The Festival Orchestra and all its variant subsets and combinations proved once again why Spoleto is the launch pad for many stellar musical careers. The wonderful Music in Time series, the orchestral offerings, and the always reliable Bank of America Chamber Music series all drew good reports, meeting or exceeding expectations. These mainstays act as one of the anchors of Spoleto, providing continuity more reliably than surprise. One notable exception to this broad-stroke observation: Orchestra Uncaged, with pieces from John Cage and Radiohead's Jonny Greenwood, garnered both a large audience and substantial praise.

In a pop-music vein, k.d. lang and Joy Kills Sorrow wowed, Mavis Staples soared, and a diverse selection of talents from around the world gave us music from many traditions. Cécile McLorin Salvant left us wanting more, and at the tender age of 22, with what we trust will be a very long career ahead of her, we anticipate having our wishes fulfilled.
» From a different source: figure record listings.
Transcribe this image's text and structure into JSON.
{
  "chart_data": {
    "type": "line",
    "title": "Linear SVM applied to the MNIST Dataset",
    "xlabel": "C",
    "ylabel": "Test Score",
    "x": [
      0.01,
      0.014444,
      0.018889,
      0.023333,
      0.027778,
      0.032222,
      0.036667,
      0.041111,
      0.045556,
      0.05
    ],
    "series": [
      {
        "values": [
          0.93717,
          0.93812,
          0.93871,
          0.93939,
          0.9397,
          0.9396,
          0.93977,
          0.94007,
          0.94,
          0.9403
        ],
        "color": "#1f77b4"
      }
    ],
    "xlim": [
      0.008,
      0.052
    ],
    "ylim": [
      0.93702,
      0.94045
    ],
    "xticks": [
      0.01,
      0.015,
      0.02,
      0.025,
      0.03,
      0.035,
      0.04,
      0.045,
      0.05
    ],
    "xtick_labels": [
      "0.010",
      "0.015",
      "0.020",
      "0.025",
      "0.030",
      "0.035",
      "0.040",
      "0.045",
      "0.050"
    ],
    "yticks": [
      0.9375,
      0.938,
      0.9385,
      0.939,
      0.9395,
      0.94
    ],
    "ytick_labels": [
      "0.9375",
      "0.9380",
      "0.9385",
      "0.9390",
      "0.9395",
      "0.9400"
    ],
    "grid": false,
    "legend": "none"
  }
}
David Peña Dorantes gave a jaw-dropping performance that most in his audience, expecting feverish flamenco and little more, could not have anticipated. Virgínia Rodrigues seemed off-pace in her Galliard show, yet inspired resounding applause at the end of her set. Those who'd seen Jake Shimabukuro perform at Spoleto before knew what to expect and were not disappointed. He's a great showman, a talented musician, and, as we discovered later, a really nice guy. The extraordinary Renaud Garcia-Fons left us struggling for superlatives. We were especially grateful that he gave at least a handful of performances.

All of these were experiences we'll keep tucked away for ourselves. And as vivid as these performances were, I still like to keep around some tangible reminders of them. Keepsakes, I suppose.
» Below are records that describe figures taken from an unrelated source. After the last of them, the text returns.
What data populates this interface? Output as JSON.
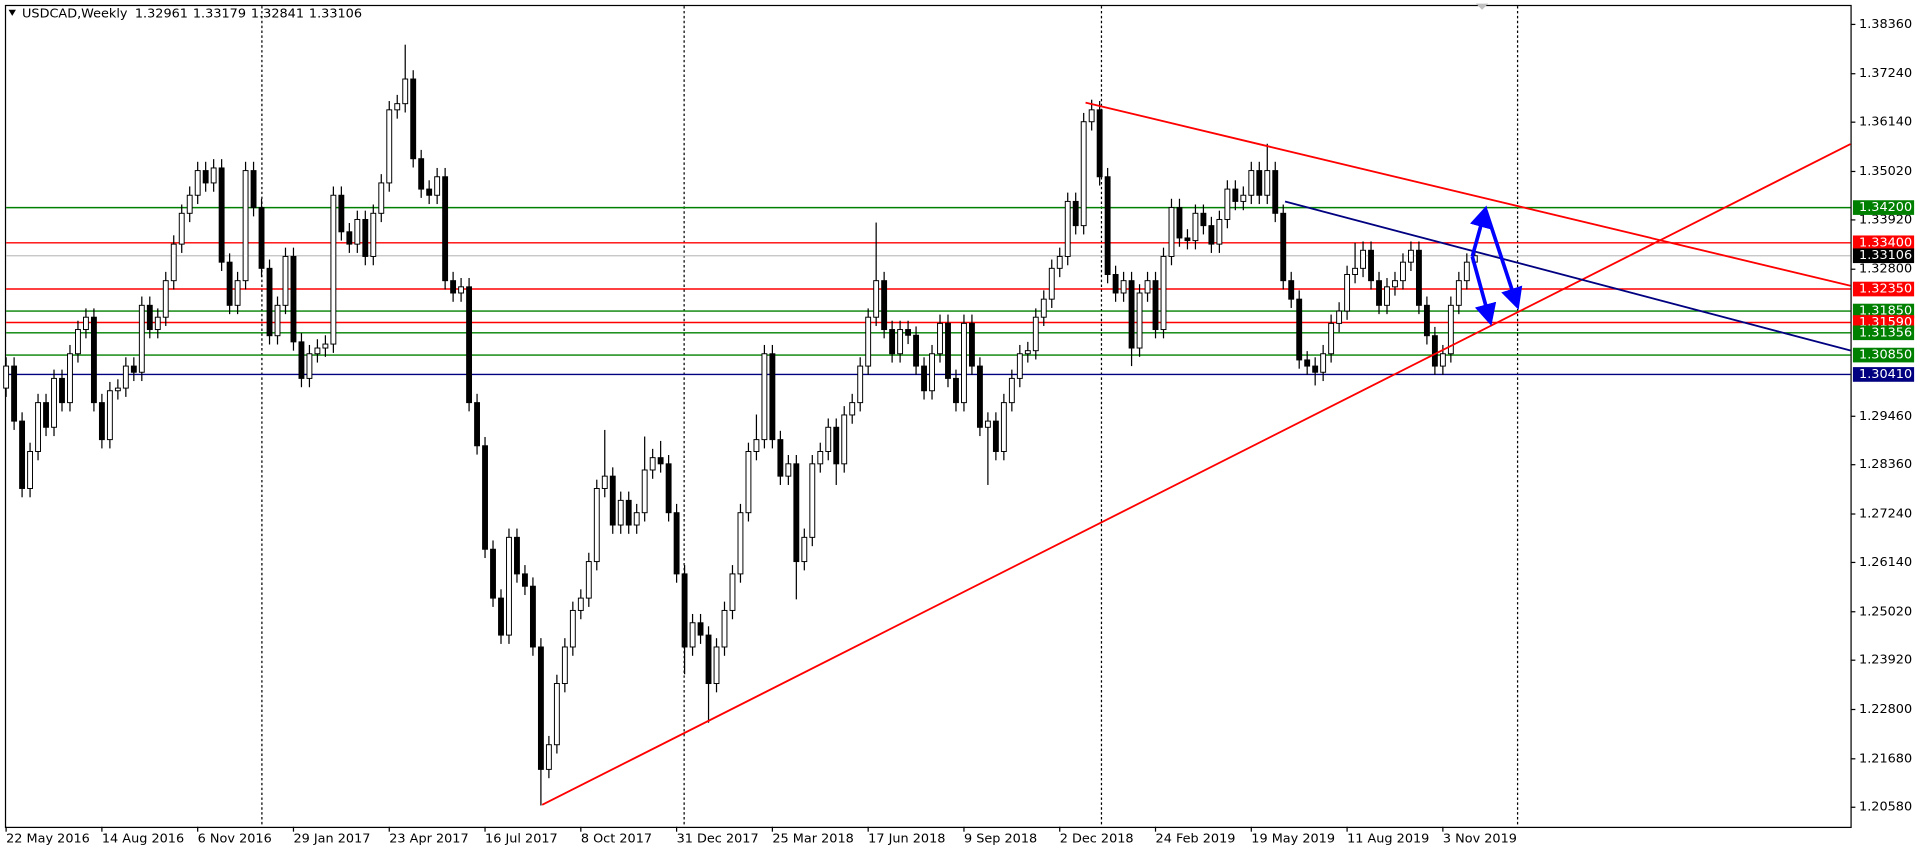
{
  "chart_data": {
    "type": "candlestick",
    "title": "USDCAD,Weekly",
    "categories": [
      "22 May 2016",
      null,
      null,
      null,
      null,
      null,
      null,
      null,
      null,
      null,
      null,
      null,
      "14 Aug 2016",
      null,
      null,
      null,
      null,
      null,
      null,
      null,
      null,
      null,
      null,
      null,
      "6 Nov 2016",
      null,
      null,
      null,
      null,
      null,
      null,
      null,
      null,
      null,
      null,
      null,
      "29 Jan 2017",
      null,
      null,
      null,
      null,
      null,
      null,
      null,
      null,
      null,
      null,
      null,
      "23 Apr 2017",
      null,
      null,
      null,
      null,
      null,
      null,
      null,
      null,
      null,
      null,
      null,
      "16 Jul 2017",
      null,
      null,
      null,
      null,
      null,
      null,
      null,
      null,
      null,
      null,
      null,
      "8 Oct 2017",
      null,
      null,
      null,
      null,
      null,
      null,
      null,
      null,
      null,
      null,
      null,
      "31 Dec 2017",
      null,
      null,
      null,
      null,
      null,
      null,
      null,
      null,
      null,
      null,
      null,
      "25 Mar 2018",
      null,
      null,
      null,
      null,
      null,
      null,
      null,
      null,
      null,
      null,
      null,
      "17 Jun 2018",
      null,
      null,
      null,
      null,
      null,
      null,
      null,
      null,
      null,
      null,
      null,
      "9 Sep 2018",
      null,
      null,
      null,
      null,
      null,
      null,
      null,
      null,
      null,
      null,
      null,
      "2 Dec 2018",
      null,
      null,
      null,
      null,
      null,
      null,
      null,
      null,
      null,
      null,
      null,
      "24 Feb 2019",
      null,
      null,
      null,
      null,
      null,
      null,
      null,
      null,
      null,
      null,
      null,
      "19 May 2019",
      null,
      null,
      null,
      null,
      null,
      null,
      null,
      null,
      null,
      null,
      null,
      "11 Aug 2019",
      null,
      null,
      null,
      null,
      null,
      null,
      null,
      null,
      null,
      null,
      null,
      "3 Nov 2019",
      null,
      null,
      null,
      null
    ],
    "ohlc": [
      [
        1.301,
        1.308,
        1.299,
        1.306
      ],
      [
        1.306,
        1.308,
        1.2915,
        1.2935
      ],
      [
        1.2935,
        1.2955,
        1.2762,
        1.2782
      ],
      [
        1.2782,
        1.2886,
        1.2762,
        1.2866
      ],
      [
        1.2866,
        1.2997,
        1.2846,
        1.2977
      ],
      [
        1.2977,
        1.2997,
        1.2901,
        1.2921
      ],
      [
        1.2921,
        1.3052,
        1.2901,
        1.3032
      ],
      [
        1.3032,
        1.3052,
        1.2957,
        1.2977
      ],
      [
        1.2977,
        1.3108,
        1.2957,
        1.3088
      ],
      [
        1.3088,
        1.3163,
        1.3068,
        1.3143
      ],
      [
        1.3143,
        1.3191,
        1.3123,
        1.3171
      ],
      [
        1.3171,
        1.3191,
        1.2957,
        1.2977
      ],
      [
        1.2977,
        1.2997,
        1.2873,
        1.2893
      ],
      [
        1.2893,
        1.3024,
        1.2873,
        1.3004
      ],
      [
        1.3004,
        1.303,
        1.2984,
        1.301
      ],
      [
        1.301,
        1.308,
        1.299,
        1.306
      ],
      [
        1.306,
        1.308,
        1.3026,
        1.3046
      ],
      [
        1.3046,
        1.3218,
        1.3026,
        1.3198
      ],
      [
        1.3198,
        1.3218,
        1.3123,
        1.3143
      ],
      [
        1.3143,
        1.3191,
        1.3123,
        1.3171
      ],
      [
        1.3171,
        1.3274,
        1.3151,
        1.3254
      ],
      [
        1.3254,
        1.3357,
        1.3234,
        1.3337
      ],
      [
        1.3337,
        1.3427,
        1.3317,
        1.3407
      ],
      [
        1.3407,
        1.3468,
        1.3387,
        1.3448
      ],
      [
        1.3448,
        1.3524,
        1.3428,
        1.3504
      ],
      [
        1.3504,
        1.3524,
        1.3456,
        1.3476
      ],
      [
        1.3476,
        1.353,
        1.3456,
        1.351
      ],
      [
        1.351,
        1.353,
        1.3276,
        1.3296
      ],
      [
        1.3296,
        1.3316,
        1.3178,
        1.3198
      ],
      [
        1.3198,
        1.3274,
        1.3178,
        1.3254
      ],
      [
        1.3254,
        1.3524,
        1.3234,
        1.3504
      ],
      [
        1.3504,
        1.3524,
        1.34,
        1.342
      ],
      [
        1.342,
        1.344,
        1.3262,
        1.3282
      ],
      [
        1.3282,
        1.3302,
        1.3109,
        1.3129
      ],
      [
        1.3129,
        1.3218,
        1.3109,
        1.3198
      ],
      [
        1.3198,
        1.3329,
        1.3178,
        1.3309
      ],
      [
        1.3309,
        1.3329,
        1.3095,
        1.3115
      ],
      [
        1.3115,
        1.3135,
        1.3012,
        1.3032
      ],
      [
        1.3032,
        1.3108,
        1.3012,
        1.3088
      ],
      [
        1.3088,
        1.3121,
        1.3068,
        1.3101
      ],
      [
        1.3101,
        1.313,
        1.3081,
        1.311
      ],
      [
        1.311,
        1.3468,
        1.309,
        1.3448
      ],
      [
        1.3448,
        1.3468,
        1.3345,
        1.3365
      ],
      [
        1.3365,
        1.3385,
        1.3317,
        1.3337
      ],
      [
        1.3337,
        1.3413,
        1.3317,
        1.3393
      ],
      [
        1.3393,
        1.3413,
        1.3289,
        1.3309
      ],
      [
        1.3309,
        1.3427,
        1.3289,
        1.3407
      ],
      [
        1.3407,
        1.3496,
        1.3387,
        1.3476
      ],
      [
        1.3476,
        1.3662,
        1.3456,
        1.3642
      ],
      [
        1.3642,
        1.3676,
        1.3622,
        1.3656
      ],
      [
        1.3656,
        1.379,
        1.3636,
        1.3712
      ],
      [
        1.3712,
        1.3732,
        1.3511,
        1.3531
      ],
      [
        1.3531,
        1.3551,
        1.3442,
        1.3462
      ],
      [
        1.3462,
        1.3482,
        1.3428,
        1.3448
      ],
      [
        1.3448,
        1.351,
        1.3428,
        1.349
      ],
      [
        1.349,
        1.351,
        1.3234,
        1.3254
      ],
      [
        1.3254,
        1.3274,
        1.3206,
        1.3226
      ],
      [
        1.3226,
        1.326,
        1.3206,
        1.324
      ],
      [
        1.324,
        1.326,
        1.2957,
        1.2977
      ],
      [
        1.2977,
        1.2997,
        1.2859,
        1.2879
      ],
      [
        1.2879,
        1.2899,
        1.2624,
        1.2644
      ],
      [
        1.2644,
        1.2664,
        1.2513,
        1.2533
      ],
      [
        1.2533,
        1.2553,
        1.2429,
        1.2449
      ],
      [
        1.2449,
        1.2691,
        1.2429,
        1.2671
      ],
      [
        1.2671,
        1.2691,
        1.2568,
        1.2588
      ],
      [
        1.2588,
        1.2608,
        1.254,
        1.256
      ],
      [
        1.256,
        1.258,
        1.2402,
        1.2422
      ],
      [
        1.2422,
        1.2442,
        1.2062,
        1.2144
      ],
      [
        1.2144,
        1.222,
        1.2124,
        1.22
      ],
      [
        1.22,
        1.2359,
        1.218,
        1.2339
      ],
      [
        1.2339,
        1.2442,
        1.2319,
        1.2422
      ],
      [
        1.2422,
        1.2525,
        1.2402,
        1.2505
      ],
      [
        1.2505,
        1.2553,
        1.2485,
        1.2533
      ],
      [
        1.2533,
        1.2636,
        1.2513,
        1.2616
      ],
      [
        1.2616,
        1.2802,
        1.2596,
        1.2782
      ],
      [
        1.2782,
        1.2915,
        1.2762,
        1.281
      ],
      [
        1.281,
        1.283,
        1.2679,
        1.2699
      ],
      [
        1.2699,
        1.2775,
        1.2679,
        1.2755
      ],
      [
        1.2755,
        1.2775,
        1.2679,
        1.2699
      ],
      [
        1.2699,
        1.2747,
        1.2679,
        1.2727
      ],
      [
        1.2727,
        1.29,
        1.2707,
        1.2824
      ],
      [
        1.2824,
        1.2872,
        1.2804,
        1.2852
      ],
      [
        1.2852,
        1.289,
        1.2818,
        1.2838
      ],
      [
        1.2838,
        1.2858,
        1.2707,
        1.2727
      ],
      [
        1.2727,
        1.2747,
        1.2568,
        1.2588
      ],
      [
        1.2588,
        1.2608,
        1.236,
        1.2422
      ],
      [
        1.2422,
        1.2497,
        1.2402,
        1.2477
      ],
      [
        1.2477,
        1.2497,
        1.2429,
        1.2449
      ],
      [
        1.2449,
        1.2469,
        1.225,
        1.2339
      ],
      [
        1.2339,
        1.2442,
        1.2319,
        1.2422
      ],
      [
        1.2422,
        1.2525,
        1.2402,
        1.2505
      ],
      [
        1.2505,
        1.2608,
        1.2485,
        1.2588
      ],
      [
        1.2588,
        1.2747,
        1.2568,
        1.2727
      ],
      [
        1.2727,
        1.2886,
        1.2707,
        1.2866
      ],
      [
        1.2866,
        1.295,
        1.2846,
        1.2893
      ],
      [
        1.2893,
        1.3108,
        1.2873,
        1.3088
      ],
      [
        1.3088,
        1.3108,
        1.2873,
        1.2893
      ],
      [
        1.2893,
        1.2913,
        1.279,
        1.281
      ],
      [
        1.281,
        1.2858,
        1.279,
        1.2838
      ],
      [
        1.2838,
        1.2858,
        1.253,
        1.2616
      ],
      [
        1.2616,
        1.2691,
        1.2596,
        1.2671
      ],
      [
        1.2671,
        1.2858,
        1.2651,
        1.2838
      ],
      [
        1.2838,
        1.2886,
        1.2818,
        1.2866
      ],
      [
        1.2866,
        1.2941,
        1.2846,
        1.2921
      ],
      [
        1.2921,
        1.2941,
        1.279,
        1.2838
      ],
      [
        1.2838,
        1.2969,
        1.2818,
        1.2949
      ],
      [
        1.2949,
        1.2997,
        1.2929,
        1.2977
      ],
      [
        1.2977,
        1.308,
        1.2957,
        1.306
      ],
      [
        1.306,
        1.3191,
        1.304,
        1.3171
      ],
      [
        1.3171,
        1.3386,
        1.3151,
        1.3254
      ],
      [
        1.3254,
        1.3274,
        1.3123,
        1.3143
      ],
      [
        1.3143,
        1.3163,
        1.3068,
        1.3088
      ],
      [
        1.3088,
        1.3163,
        1.3068,
        1.3143
      ],
      [
        1.3143,
        1.3163,
        1.311,
        1.313
      ],
      [
        1.313,
        1.315,
        1.304,
        1.306
      ],
      [
        1.306,
        1.308,
        1.2984,
        1.3004
      ],
      [
        1.3004,
        1.3108,
        1.2984,
        1.3088
      ],
      [
        1.3088,
        1.3177,
        1.3068,
        1.3157
      ],
      [
        1.3157,
        1.3177,
        1.3012,
        1.3032
      ],
      [
        1.3032,
        1.3052,
        1.2957,
        1.2977
      ],
      [
        1.2977,
        1.3177,
        1.2957,
        1.3157
      ],
      [
        1.3157,
        1.3177,
        1.304,
        1.306
      ],
      [
        1.306,
        1.308,
        1.2901,
        1.2921
      ],
      [
        1.2921,
        1.2955,
        1.279,
        1.2935
      ],
      [
        1.2935,
        1.2955,
        1.2846,
        1.2866
      ],
      [
        1.2866,
        1.2997,
        1.2846,
        1.2977
      ],
      [
        1.2977,
        1.3052,
        1.2957,
        1.3032
      ],
      [
        1.3032,
        1.3108,
        1.3012,
        1.3088
      ],
      [
        1.3088,
        1.3115,
        1.3068,
        1.3095
      ],
      [
        1.3095,
        1.3191,
        1.3075,
        1.3171
      ],
      [
        1.3171,
        1.3232,
        1.3151,
        1.3212
      ],
      [
        1.3212,
        1.3302,
        1.3192,
        1.3282
      ],
      [
        1.3282,
        1.3329,
        1.3262,
        1.3309
      ],
      [
        1.3309,
        1.3454,
        1.3289,
        1.3434
      ],
      [
        1.3434,
        1.3454,
        1.3359,
        1.3379
      ],
      [
        1.3379,
        1.3635,
        1.3359,
        1.3615
      ],
      [
        1.3615,
        1.3665,
        1.3595,
        1.3642
      ],
      [
        1.3642,
        1.3662,
        1.347,
        1.349
      ],
      [
        1.349,
        1.351,
        1.3248,
        1.3268
      ],
      [
        1.3268,
        1.3288,
        1.3206,
        1.3226
      ],
      [
        1.3226,
        1.3274,
        1.3206,
        1.3254
      ],
      [
        1.3254,
        1.3274,
        1.306,
        1.3101
      ],
      [
        1.3101,
        1.3246,
        1.3081,
        1.3226
      ],
      [
        1.3226,
        1.3274,
        1.3206,
        1.3254
      ],
      [
        1.3254,
        1.3274,
        1.3123,
        1.3143
      ],
      [
        1.3143,
        1.3329,
        1.3123,
        1.3309
      ],
      [
        1.3309,
        1.344,
        1.3289,
        1.342
      ],
      [
        1.342,
        1.344,
        1.3331,
        1.3351
      ],
      [
        1.3351,
        1.3371,
        1.3325,
        1.3345
      ],
      [
        1.3345,
        1.3427,
        1.3325,
        1.3407
      ],
      [
        1.3407,
        1.3427,
        1.3359,
        1.3379
      ],
      [
        1.3379,
        1.3399,
        1.3317,
        1.3337
      ],
      [
        1.3337,
        1.3413,
        1.3317,
        1.3393
      ],
      [
        1.3393,
        1.3482,
        1.3373,
        1.3462
      ],
      [
        1.3462,
        1.3482,
        1.3414,
        1.3434
      ],
      [
        1.3434,
        1.3468,
        1.3414,
        1.3448
      ],
      [
        1.3448,
        1.3524,
        1.3428,
        1.3504
      ],
      [
        1.3504,
        1.3524,
        1.3428,
        1.3448
      ],
      [
        1.3448,
        1.3565,
        1.3428,
        1.3504
      ],
      [
        1.3504,
        1.3524,
        1.3387,
        1.3407
      ],
      [
        1.3407,
        1.3427,
        1.3234,
        1.3254
      ],
      [
        1.3254,
        1.3274,
        1.3192,
        1.3212
      ],
      [
        1.3212,
        1.3232,
        1.3054,
        1.3074
      ],
      [
        1.3074,
        1.3094,
        1.304,
        1.306
      ],
      [
        1.306,
        1.308,
        1.3016,
        1.3046
      ],
      [
        1.3046,
        1.3108,
        1.3026,
        1.3088
      ],
      [
        1.3088,
        1.3177,
        1.3068,
        1.3157
      ],
      [
        1.3157,
        1.3205,
        1.3137,
        1.3185
      ],
      [
        1.3185,
        1.3288,
        1.3165,
        1.3268
      ],
      [
        1.3268,
        1.334,
        1.3248,
        1.3282
      ],
      [
        1.3282,
        1.3343,
        1.3262,
        1.3323
      ],
      [
        1.3323,
        1.3343,
        1.3234,
        1.3254
      ],
      [
        1.3254,
        1.3274,
        1.3178,
        1.3198
      ],
      [
        1.3198,
        1.326,
        1.3178,
        1.324
      ],
      [
        1.324,
        1.3274,
        1.322,
        1.3254
      ],
      [
        1.3254,
        1.3316,
        1.3234,
        1.3296
      ],
      [
        1.3296,
        1.3343,
        1.3276,
        1.3323
      ],
      [
        1.3323,
        1.3343,
        1.3178,
        1.3198
      ],
      [
        1.3198,
        1.3218,
        1.3109,
        1.3129
      ],
      [
        1.3129,
        1.3149,
        1.304,
        1.306
      ],
      [
        1.306,
        1.3108,
        1.304,
        1.3088
      ],
      [
        1.3088,
        1.3218,
        1.3068,
        1.3198
      ],
      [
        1.3198,
        1.3274,
        1.3178,
        1.3254
      ],
      [
        1.3254,
        1.3316,
        1.3234,
        1.3296
      ],
      [
        1.32961,
        1.33179,
        1.32841,
        1.33106
      ]
    ],
    "up_color": "#ffffff",
    "down_color": "#000000",
    "last_price_color": "#000000",
    "ylim": [
      1.20136,
      1.38776
    ],
    "yticks": [
      {
        "value": 1.3836,
        "label": "1.38360"
      },
      {
        "value": 1.3724,
        "label": "1.37240"
      },
      {
        "value": 1.3614,
        "label": "1.36140"
      },
      {
        "value": 1.3502,
        "label": "1.35020"
      },
      {
        "value": 1.3392,
        "label": "1.33920"
      },
      {
        "value": 1.328,
        "label": "1.32800"
      },
      {
        "value": 1.2946,
        "label": "1.29460"
      },
      {
        "value": 1.2836,
        "label": "1.28360"
      },
      {
        "value": 1.2724,
        "label": "1.27240"
      },
      {
        "value": 1.2614,
        "label": "1.26140"
      },
      {
        "value": 1.2502,
        "label": "1.25020"
      },
      {
        "value": 1.2392,
        "label": "1.23920"
      },
      {
        "value": 1.228,
        "label": "1.22800"
      },
      {
        "value": 1.2168,
        "label": "1.21680"
      },
      {
        "value": 1.2058,
        "label": "1.20580"
      }
    ],
    "levels": [
      {
        "value": 1.342,
        "label": "1.34200",
        "color": "#008000"
      },
      {
        "value": 1.334,
        "label": "1.33400",
        "color": "#ff0000"
      },
      {
        "value": 1.3235,
        "label": "1.32350",
        "color": "#ff0000"
      },
      {
        "value": 1.3185,
        "label": "1.31850",
        "color": "#008000"
      },
      {
        "value": 1.3159,
        "label": "1.31590",
        "color": "#ff0000"
      },
      {
        "value": 1.31356,
        "label": "1.31356",
        "color": "#008000"
      },
      {
        "value": 1.3085,
        "label": "1.30850",
        "color": "#008000"
      },
      {
        "value": 1.3041,
        "label": "1.30410",
        "color": "#000080"
      }
    ],
    "grid": false
  }
}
Beside me, as I write this, there is a short stack of Spoleto ticket stubs. Perhaps you have a similar collection. In these mementos, there is theater, music, and dance. In there, too, are memories of perspiring power walks from one event to another and leisurely strolls back to the car at the end of an evening. There are chance meetings and conversations — many conversations. That little stack represents the calling cards of memory, of many fulfilling moments and a few extraordinary ones. Perhaps the message this year's Spoleto artists have called on us to remember has everything to do with our little stacks of experience, the lives we live every day. Perhaps the notion they've asked us to entertain is that there are extraordinary things happening among us, right here. Perhaps we only need to remind ourselves of that.